Tsunami-Früherkennnung mit GPS-Reflektometrie

Mit GPS-Reflektionsmessungen können Ozeanoberflächen zentimetergenau überwacht und beispielsweise Tsunami früh erkannt werden.

Pressemitteilung (GFZ)12. März 2014: Messungen von GPS-Signalen, die an der Oberfläche des Meeres reflektiert werden, ermöglichen die zentimetergenaue Erfassung von Meereshöhenunterschieden. Mit GPS-Empfängern an Bord des deutschen Forschungsflugzeuges HALO (High Altitude Long Range) nahmen Wissenschaftler des Deutschen GeoForschungsZentrums GFZ zusammen mit Kollegen der Universität Hannover und der Technischen Universität Dresden diese Daten auf und zeigten erstmals, dass GPS Reflektionsmessungen Anomalien der Meerestopographie auflösen können. Diese Messungen gelangen im Rahmen des GEOHALOExperiments, das an Bord des Forschungsflugzeugs verschiedene geowissenschaftliche Fragen des Mittelmeers untersuchte.

Der Einsatz reflektierter GPS-Signale zur Vermessung von Meeresoberflächen ist relativ neu. Im Vergleich zu etablierten Radar- oder Laserhöhenmessungen, die jeweils nur einzelne Spuren beobachten, verspricht der Einsatz von GPS-Reflektionen eine deutlich höhere Messabdeckung.
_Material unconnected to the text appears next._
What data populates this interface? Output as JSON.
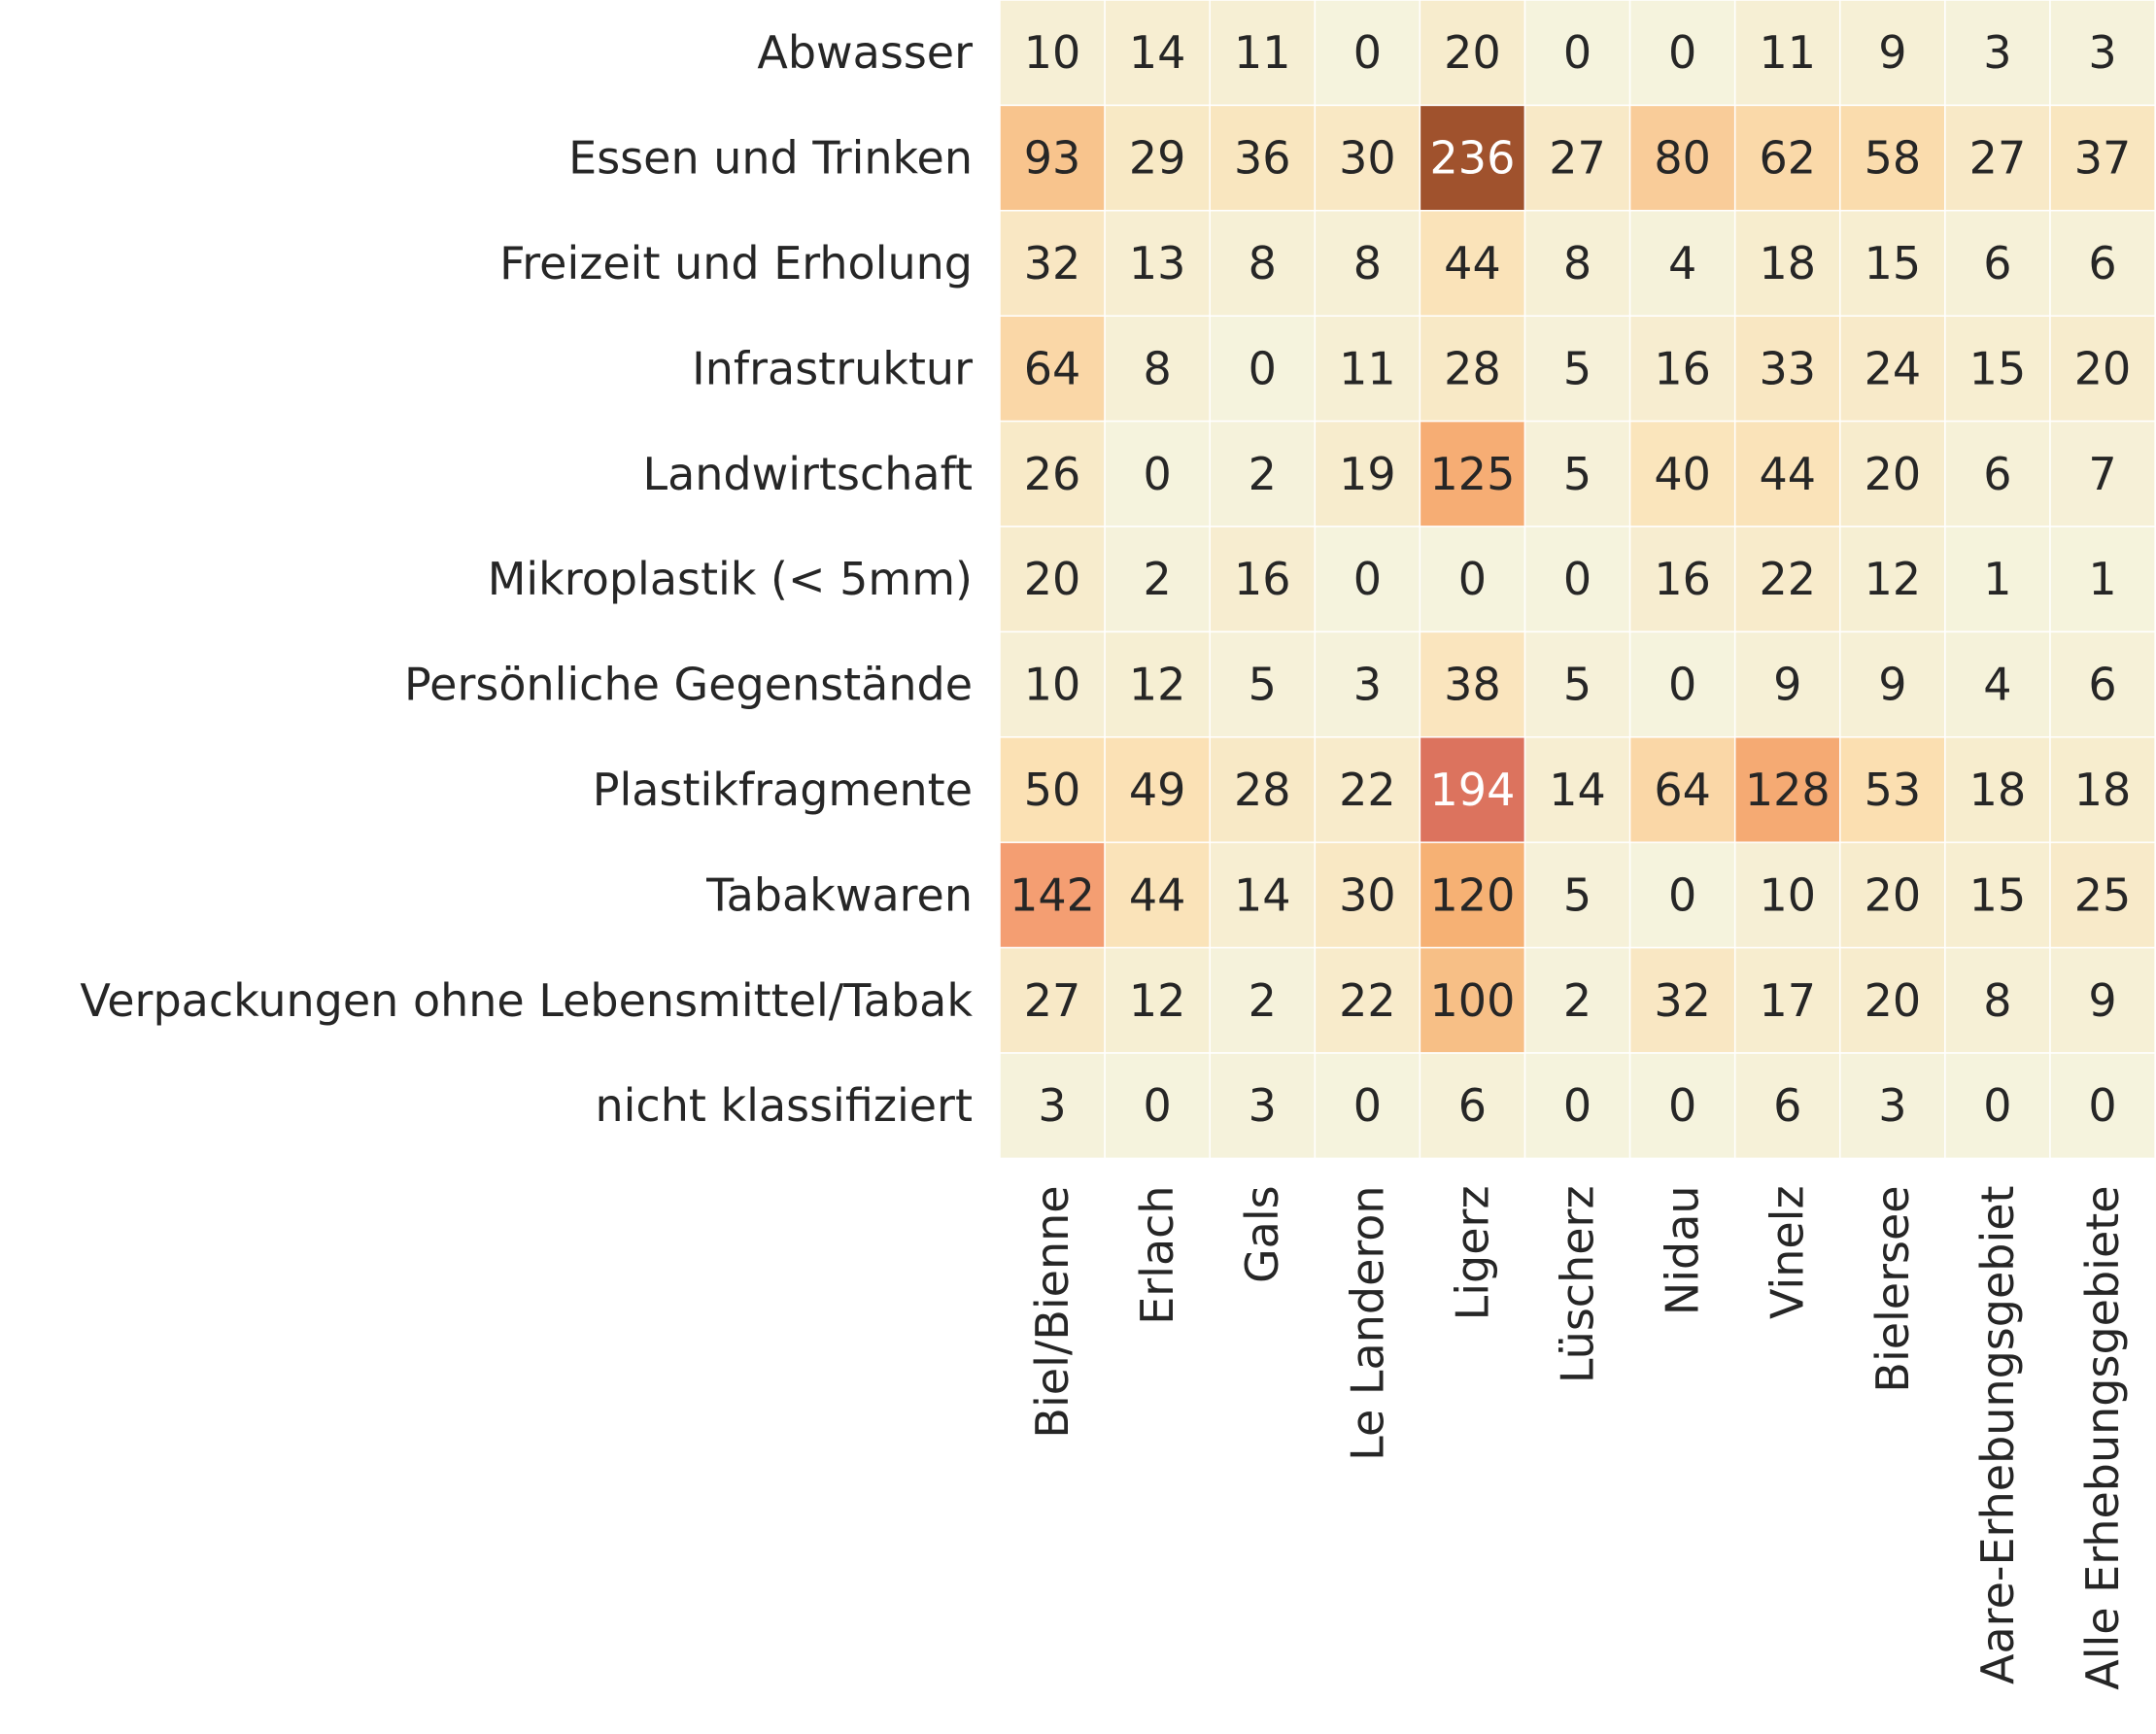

Grund dafür sind die gleichzeitig verfügbaren Signale von verschiedenen Navigationssatelliten, die entlang mehrerer Reflektionsspuren beobachtet werden können.

Besseres Verständnis für Klimawandel

Die GFZ-Forscher wollen noch höher hinaus, nämlich in den Weltraum an Bord der Internationalen Weltraumstation ISS. Die erfolgreichen Flugzeugmessungen sind ein wichtiger Schritt auf dem Weg zur Anwendung der GPS-Reflektometrie an Bord von Satelliten zur Beobachtung der globalen Ozeanoberflächen. Mögliche Anwendungen sind dabei u.a. die frühzeitige Entdeckung von Tsunami, die im offenen Ozean meist nur geringe Höhen haben und deshalb mit den derzeit verfügbaren Methoden nur schwer zu lokalisieren sind. Auch für ein besseres Verständnis des Klimawandels können die GPS-Beobachtungen von Bedeutung sein, denn ozeanische Strömungen mit Ausdehnungen zwischen 10 und 100 km tragen entscheidend zum klimarelevanten Energietransport der Ozeane bei, auch sie werden bisher nur unzureichend erfasst.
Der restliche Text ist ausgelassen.